Most of the examples focus on what happens when governments and businesses plan large development projects which take away the livelihoods of poor rural communities. These are often livelihoods which depend to a large extent on the surrounding biodiversity.
Source: World Resources Institute
This is a concise summary from the World Resources Institute of relevant articles in the Kyoto Protocol on climate change that highlight the relationship between biodiversity and climate change. The Kyoto Protocol formally recognises the dual nature of forests - they are both part of the problem and part of the solution to climate change.
The article says that forest conversion has contributed an estimated 30 per cent of the atmospheric buildup of carbon dioxide, the most prevalent greenhouse gas, and future projections show large emissions from deforestation. However, protecting, restoring, and improving the management of forests can help slow climate change.

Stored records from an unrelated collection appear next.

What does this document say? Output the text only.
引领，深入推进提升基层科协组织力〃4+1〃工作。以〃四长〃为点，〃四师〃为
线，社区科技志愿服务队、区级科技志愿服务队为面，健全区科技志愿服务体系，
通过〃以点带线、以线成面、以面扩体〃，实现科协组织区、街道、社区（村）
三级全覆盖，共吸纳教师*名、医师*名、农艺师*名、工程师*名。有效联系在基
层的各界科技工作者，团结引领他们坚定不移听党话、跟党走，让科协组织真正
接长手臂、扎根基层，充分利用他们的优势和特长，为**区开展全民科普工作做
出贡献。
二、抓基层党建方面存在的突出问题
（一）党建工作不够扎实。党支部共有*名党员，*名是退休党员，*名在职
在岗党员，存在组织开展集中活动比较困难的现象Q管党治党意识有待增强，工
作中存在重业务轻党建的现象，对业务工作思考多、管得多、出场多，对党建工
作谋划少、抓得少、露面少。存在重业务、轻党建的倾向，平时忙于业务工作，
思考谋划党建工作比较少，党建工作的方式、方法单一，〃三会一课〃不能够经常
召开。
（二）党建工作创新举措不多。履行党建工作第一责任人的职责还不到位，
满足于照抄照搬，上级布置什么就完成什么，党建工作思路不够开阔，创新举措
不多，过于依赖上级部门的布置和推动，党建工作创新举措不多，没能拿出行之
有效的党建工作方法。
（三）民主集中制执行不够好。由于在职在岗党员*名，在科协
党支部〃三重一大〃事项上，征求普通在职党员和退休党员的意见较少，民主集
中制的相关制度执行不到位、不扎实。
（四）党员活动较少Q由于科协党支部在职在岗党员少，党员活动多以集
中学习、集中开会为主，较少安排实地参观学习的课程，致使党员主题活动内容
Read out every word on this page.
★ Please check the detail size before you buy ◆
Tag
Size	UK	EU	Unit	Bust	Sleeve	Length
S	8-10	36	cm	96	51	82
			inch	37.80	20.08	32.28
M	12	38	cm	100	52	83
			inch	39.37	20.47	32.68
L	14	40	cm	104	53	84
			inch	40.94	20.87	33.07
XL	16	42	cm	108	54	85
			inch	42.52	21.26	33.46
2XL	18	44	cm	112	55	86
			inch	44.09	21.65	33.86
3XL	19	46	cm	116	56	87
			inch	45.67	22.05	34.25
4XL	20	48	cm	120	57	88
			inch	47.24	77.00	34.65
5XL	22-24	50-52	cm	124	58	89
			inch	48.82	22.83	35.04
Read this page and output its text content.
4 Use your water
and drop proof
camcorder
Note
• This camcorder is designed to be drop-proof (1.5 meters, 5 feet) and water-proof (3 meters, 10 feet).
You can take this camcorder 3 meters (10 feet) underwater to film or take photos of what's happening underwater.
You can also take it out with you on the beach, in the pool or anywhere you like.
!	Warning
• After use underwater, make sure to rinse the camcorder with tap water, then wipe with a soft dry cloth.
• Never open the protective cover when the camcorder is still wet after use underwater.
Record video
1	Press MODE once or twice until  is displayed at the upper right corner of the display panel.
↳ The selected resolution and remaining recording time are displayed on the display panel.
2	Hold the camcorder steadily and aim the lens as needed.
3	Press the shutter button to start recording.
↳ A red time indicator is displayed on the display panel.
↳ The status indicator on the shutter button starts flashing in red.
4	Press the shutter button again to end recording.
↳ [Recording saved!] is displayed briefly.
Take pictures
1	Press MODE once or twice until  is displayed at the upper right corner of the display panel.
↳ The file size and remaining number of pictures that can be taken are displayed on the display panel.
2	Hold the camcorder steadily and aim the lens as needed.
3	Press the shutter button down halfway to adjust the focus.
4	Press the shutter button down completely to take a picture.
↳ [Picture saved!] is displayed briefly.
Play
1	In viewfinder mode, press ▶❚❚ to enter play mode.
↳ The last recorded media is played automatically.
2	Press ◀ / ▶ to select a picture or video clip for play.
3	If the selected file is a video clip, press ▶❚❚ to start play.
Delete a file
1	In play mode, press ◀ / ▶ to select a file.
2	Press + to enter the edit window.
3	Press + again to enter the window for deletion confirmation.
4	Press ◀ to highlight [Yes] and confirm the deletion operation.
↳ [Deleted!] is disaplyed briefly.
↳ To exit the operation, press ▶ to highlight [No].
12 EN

Source: World Conservation Union | 2002
The world-famous annual Red List of Threatened Species compiled by the Species Survival Commission of the World Conservation Union is now into its fifth decade. The list highlights species at risk of global extinction. It is based on the collective data-gathering of thousands of scientists.
The website contains a database that can be searched by country or by taxonomic group. For first-time users, the FAQ and Summary Statistics sections are a good place to begin. Summary Statistics compares the state of biodiversity in selected regions and among selected species between 1996 and 2002. The site also contains an image library.